Strands
Geoff Uglow, Nicola Boag, Sean Kerr, Ian Sandilands, Ilona Ikonen, Gareth Williams, Michael Visocchi, Matthew Brown
5 February - 12 February 2000
The thirdyear of collaboration between artists from Glasgow School of Art and composers from the Royal Scottish Academy of Music and Drama. All of the composers work in the electroacoustic medium using recorded sound as their starting point, and it is the nature of this work, interrogating the boundaries between music and sound-art which was an important catalyst for the project.
The artists come from different disciplines within art (video, sculpture, painting) and - and the exhibition, therefore, explores a variety of relationships between sound, music, visual work and time-based structures.

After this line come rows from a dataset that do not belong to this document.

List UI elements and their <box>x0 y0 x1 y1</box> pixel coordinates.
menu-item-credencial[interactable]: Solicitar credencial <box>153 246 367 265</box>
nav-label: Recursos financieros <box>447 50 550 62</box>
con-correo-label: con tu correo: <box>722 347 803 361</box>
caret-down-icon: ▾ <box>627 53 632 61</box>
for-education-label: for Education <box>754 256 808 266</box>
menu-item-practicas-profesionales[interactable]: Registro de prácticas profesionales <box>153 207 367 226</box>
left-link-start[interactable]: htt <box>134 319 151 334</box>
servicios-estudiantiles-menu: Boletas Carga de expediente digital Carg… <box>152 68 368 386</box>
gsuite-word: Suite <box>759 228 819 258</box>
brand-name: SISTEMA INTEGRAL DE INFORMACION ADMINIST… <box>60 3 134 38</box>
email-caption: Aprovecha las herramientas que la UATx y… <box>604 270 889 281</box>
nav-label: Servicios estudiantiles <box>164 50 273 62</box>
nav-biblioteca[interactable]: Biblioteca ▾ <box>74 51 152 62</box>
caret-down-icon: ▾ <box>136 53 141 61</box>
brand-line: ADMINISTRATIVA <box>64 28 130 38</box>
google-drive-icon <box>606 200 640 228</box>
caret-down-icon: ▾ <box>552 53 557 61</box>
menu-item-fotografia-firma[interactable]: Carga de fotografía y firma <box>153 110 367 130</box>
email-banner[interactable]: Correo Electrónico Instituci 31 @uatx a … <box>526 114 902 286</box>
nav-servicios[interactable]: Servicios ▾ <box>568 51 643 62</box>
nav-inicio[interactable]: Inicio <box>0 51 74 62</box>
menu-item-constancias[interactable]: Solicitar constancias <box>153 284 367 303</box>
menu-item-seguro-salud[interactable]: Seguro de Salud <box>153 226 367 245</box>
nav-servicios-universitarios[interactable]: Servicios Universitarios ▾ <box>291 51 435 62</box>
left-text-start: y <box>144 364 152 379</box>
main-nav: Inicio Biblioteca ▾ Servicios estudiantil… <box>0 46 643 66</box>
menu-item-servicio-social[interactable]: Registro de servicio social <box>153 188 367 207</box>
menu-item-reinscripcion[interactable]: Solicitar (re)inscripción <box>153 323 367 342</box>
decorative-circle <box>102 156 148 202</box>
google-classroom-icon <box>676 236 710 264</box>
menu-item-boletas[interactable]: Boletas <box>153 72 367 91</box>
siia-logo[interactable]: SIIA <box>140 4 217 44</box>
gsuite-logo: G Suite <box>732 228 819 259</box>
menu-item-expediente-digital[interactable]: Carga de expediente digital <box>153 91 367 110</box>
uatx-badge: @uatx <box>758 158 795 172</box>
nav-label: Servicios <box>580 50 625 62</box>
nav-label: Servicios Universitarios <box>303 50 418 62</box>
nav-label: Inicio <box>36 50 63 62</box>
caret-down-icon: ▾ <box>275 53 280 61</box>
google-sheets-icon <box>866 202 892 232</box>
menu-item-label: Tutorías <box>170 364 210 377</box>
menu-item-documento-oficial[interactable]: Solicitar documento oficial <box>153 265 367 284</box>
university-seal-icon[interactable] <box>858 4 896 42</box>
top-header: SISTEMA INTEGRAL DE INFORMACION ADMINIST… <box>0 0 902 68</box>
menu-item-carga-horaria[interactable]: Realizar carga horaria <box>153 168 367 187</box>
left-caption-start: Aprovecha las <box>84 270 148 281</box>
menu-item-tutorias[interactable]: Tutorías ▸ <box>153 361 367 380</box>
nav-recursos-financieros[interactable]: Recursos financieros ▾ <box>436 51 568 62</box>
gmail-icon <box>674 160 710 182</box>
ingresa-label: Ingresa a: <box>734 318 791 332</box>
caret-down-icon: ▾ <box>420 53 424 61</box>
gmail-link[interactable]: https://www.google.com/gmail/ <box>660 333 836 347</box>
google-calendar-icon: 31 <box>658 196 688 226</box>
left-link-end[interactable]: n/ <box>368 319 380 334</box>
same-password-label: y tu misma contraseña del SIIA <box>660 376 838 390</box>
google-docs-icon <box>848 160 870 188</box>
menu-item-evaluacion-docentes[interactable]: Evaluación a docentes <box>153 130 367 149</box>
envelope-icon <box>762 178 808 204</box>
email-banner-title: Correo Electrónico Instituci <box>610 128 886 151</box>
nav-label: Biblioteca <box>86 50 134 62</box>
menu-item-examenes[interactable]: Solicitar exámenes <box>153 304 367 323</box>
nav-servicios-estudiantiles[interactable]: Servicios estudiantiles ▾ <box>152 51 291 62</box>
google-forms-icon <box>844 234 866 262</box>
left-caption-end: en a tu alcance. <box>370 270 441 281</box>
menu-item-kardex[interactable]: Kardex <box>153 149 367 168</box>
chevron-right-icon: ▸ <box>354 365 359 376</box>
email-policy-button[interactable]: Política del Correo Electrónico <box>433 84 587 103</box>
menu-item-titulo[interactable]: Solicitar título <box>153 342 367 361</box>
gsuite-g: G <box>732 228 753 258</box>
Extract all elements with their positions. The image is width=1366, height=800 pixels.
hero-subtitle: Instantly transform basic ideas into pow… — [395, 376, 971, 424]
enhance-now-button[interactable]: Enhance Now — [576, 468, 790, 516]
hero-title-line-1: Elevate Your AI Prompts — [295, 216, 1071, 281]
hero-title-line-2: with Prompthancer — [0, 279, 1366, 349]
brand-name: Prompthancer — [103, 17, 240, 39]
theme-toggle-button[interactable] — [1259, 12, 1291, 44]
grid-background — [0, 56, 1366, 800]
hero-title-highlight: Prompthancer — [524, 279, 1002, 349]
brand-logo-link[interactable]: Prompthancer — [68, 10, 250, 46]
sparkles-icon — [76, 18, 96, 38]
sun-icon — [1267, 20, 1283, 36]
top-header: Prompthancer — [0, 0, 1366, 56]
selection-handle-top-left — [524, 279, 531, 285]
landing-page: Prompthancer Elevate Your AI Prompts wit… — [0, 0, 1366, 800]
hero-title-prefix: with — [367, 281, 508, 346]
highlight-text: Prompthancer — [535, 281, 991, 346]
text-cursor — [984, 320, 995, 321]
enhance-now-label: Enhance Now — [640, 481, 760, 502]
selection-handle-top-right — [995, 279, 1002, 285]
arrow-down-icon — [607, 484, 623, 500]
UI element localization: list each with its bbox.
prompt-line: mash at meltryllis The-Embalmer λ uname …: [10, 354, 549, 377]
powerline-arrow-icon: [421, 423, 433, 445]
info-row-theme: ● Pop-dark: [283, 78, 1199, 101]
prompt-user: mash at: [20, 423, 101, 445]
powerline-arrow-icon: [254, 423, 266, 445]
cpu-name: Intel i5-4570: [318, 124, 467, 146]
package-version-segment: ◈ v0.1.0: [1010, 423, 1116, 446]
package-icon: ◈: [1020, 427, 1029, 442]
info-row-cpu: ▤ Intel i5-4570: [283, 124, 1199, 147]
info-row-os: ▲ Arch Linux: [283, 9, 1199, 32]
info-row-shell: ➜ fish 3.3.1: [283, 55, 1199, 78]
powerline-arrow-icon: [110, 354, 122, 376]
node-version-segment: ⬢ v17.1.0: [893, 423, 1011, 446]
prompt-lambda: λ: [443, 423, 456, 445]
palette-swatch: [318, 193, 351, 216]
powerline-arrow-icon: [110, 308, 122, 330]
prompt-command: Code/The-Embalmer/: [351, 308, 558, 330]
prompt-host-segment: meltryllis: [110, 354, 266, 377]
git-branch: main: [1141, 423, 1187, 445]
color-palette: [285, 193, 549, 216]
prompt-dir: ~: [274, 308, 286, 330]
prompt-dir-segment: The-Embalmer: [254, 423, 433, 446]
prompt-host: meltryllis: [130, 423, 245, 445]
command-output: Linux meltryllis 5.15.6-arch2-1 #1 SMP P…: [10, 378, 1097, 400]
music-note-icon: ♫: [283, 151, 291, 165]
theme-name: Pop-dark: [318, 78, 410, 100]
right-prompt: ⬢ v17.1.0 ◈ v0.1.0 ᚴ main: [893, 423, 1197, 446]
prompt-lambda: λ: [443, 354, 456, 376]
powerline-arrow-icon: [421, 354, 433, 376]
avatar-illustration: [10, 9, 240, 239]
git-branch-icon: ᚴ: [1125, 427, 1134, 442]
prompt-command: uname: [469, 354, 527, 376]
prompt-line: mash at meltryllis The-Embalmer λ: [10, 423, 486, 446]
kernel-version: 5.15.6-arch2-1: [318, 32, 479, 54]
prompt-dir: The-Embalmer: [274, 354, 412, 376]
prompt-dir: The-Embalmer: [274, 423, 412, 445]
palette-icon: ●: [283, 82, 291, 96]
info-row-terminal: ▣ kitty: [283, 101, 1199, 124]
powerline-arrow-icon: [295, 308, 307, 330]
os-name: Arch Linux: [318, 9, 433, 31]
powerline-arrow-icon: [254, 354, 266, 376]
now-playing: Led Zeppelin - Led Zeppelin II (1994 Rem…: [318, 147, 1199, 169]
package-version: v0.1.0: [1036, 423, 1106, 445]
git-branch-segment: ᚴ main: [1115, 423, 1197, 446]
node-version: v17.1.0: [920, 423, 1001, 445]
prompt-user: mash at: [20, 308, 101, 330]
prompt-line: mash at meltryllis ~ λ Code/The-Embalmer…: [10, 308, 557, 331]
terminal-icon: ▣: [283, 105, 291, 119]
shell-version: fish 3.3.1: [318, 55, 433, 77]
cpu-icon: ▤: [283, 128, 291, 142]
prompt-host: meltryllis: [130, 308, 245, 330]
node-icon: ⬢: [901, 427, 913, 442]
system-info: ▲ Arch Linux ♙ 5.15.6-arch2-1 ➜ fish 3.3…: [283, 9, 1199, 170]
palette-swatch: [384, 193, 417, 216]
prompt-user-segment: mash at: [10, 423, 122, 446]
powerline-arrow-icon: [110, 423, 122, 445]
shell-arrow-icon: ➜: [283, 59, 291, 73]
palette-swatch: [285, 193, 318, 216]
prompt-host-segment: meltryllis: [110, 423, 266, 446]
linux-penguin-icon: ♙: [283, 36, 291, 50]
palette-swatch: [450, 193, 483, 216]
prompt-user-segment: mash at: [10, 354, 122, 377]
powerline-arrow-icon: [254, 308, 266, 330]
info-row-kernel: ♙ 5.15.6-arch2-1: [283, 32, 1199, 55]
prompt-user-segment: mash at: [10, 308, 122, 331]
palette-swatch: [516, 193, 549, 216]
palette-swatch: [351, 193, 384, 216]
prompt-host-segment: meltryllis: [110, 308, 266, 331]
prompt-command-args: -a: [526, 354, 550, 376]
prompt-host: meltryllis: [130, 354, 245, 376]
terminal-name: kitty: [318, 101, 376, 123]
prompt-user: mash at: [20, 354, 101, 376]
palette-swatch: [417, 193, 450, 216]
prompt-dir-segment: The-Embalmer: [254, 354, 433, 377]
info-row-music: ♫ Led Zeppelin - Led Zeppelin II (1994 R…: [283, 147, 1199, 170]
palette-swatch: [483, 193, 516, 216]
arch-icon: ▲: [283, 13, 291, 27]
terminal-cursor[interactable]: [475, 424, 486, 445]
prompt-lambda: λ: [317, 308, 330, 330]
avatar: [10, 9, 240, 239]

Geoff Uglow & Nicola Boag - 'Ondine's Triptych'. This work was concerned with the pace and fluidity of movement. The music and the paintings are conceived in many layers which create complex and shifting structures.
Sean Kerr & Ian Sandilands - 'Neo Paths- Fleeting is the Foot in This Fair Land'. "We took traditional Scottish music and landscape as the starting point for our collaboration. The piece 'Tonguer Dale Reel' activated a journey back and forth across a matrix of synthesised and constructed shapes. Thus progressive and spatial movements become a fleeting journey marked out by collisions and slippage of recognisable forms into low and high frequency bursts. The installation has used the idea of a grid (tartan laid flat) to map out and play with musical and spatial composition. Yet the silent awkward steps of muffles shoes present the idea of a lost horizon or at least an unobtainable landscape, referring to a landscape that is as much fictional as it is fragile."
Ilona Ikonen & Gareth Williams - 'A Story in Fragments'. Reality becomes animated by your own state of mind both in sound and vision.
Michael Visocchi & Matthew Brown - 'Musical Block'. The starting point for this collaborative piece arose from a meeting between composer Matthew Brown and sculptor Michael Visocchi. The outcome of this meeting was the decision to base the project on an existing piece of music composed for a string quartet , first performed by R.S.A.M.D. students a year ago. One section of the music is comprised of an incessant step-like rhythm, which became the basis for the visual development. The graduation of the seven pairs of prisms, or 'boxes', correspond to the seven central notes in the music. The pitching of the 'boxes' with fishing line suggests the movement of processional dancers and links the visual and musical representation of strings. There is a strong emphasis on spatial interplay within the gallery space: the raised platform is integral to the presentation of the work.